After Amstrad abandoned the QL, several companies previously involved in the QL peripherals market stepped in to fill the void.These included CST and DanSoft, creators of the Thor line of compatible systems; Miracle Systems, creator of the Gold Card and Super Gold Card processor/memory upgrade cards and the QXL PC-based hardware emulator; and Qubbesoft, with the Aurora, the first replacement QL mainboard, featuring enhanced graphics modes.
In the late 1990s, two partly QL-compatible motherboards named Q40 and Q60 (collectively referred to as Qx0) were designed by Peter Graf and marketed by D&D Systems.

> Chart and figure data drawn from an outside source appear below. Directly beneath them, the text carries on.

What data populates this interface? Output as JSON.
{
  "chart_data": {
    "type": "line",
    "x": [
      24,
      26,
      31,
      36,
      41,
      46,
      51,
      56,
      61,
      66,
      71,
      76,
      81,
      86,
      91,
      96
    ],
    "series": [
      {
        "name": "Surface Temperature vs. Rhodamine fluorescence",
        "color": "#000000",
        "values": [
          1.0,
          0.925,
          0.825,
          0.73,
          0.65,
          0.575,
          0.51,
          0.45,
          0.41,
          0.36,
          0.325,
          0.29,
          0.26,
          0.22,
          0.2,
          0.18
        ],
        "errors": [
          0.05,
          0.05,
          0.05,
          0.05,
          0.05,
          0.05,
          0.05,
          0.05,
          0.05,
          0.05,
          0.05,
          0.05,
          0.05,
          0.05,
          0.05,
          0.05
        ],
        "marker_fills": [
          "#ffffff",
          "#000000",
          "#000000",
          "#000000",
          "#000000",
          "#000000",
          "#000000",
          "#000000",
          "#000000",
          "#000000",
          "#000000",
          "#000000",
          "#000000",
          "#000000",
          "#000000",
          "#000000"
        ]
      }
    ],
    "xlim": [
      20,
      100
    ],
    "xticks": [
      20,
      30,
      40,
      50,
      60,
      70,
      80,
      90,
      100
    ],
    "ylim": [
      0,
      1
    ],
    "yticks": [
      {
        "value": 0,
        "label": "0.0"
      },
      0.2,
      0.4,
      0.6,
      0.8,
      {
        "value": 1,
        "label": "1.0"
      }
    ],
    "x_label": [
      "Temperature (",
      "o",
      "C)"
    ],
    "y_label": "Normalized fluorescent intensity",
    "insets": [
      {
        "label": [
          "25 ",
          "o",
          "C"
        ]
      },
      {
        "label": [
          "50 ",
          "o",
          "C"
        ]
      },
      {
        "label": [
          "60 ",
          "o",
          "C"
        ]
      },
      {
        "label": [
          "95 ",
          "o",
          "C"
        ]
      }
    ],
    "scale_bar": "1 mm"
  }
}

The Q40 and Q60, being based around the 68040 and 68060 CPUs respectively, were much more powerful than the original QL and have the ability among other things (such as multimedia, high resolution graphics, Ethernet networking etc.) to run the Linux operating system.
Hardware add-ons are still being produced for the original QL mainly by TF Services who supply various hardware and software upgrades.
A few patched versions of QDOS were produced, most notably Minerva which gradually evolved into a completely rewritten operating system, offering improved speed, with multitasking SuperBASIC interpreters. Tony Tebby went on to produce another updated operating system, SMSQ/E, which has continued to be developed for the Sinclair QL and emulators, offering many more features.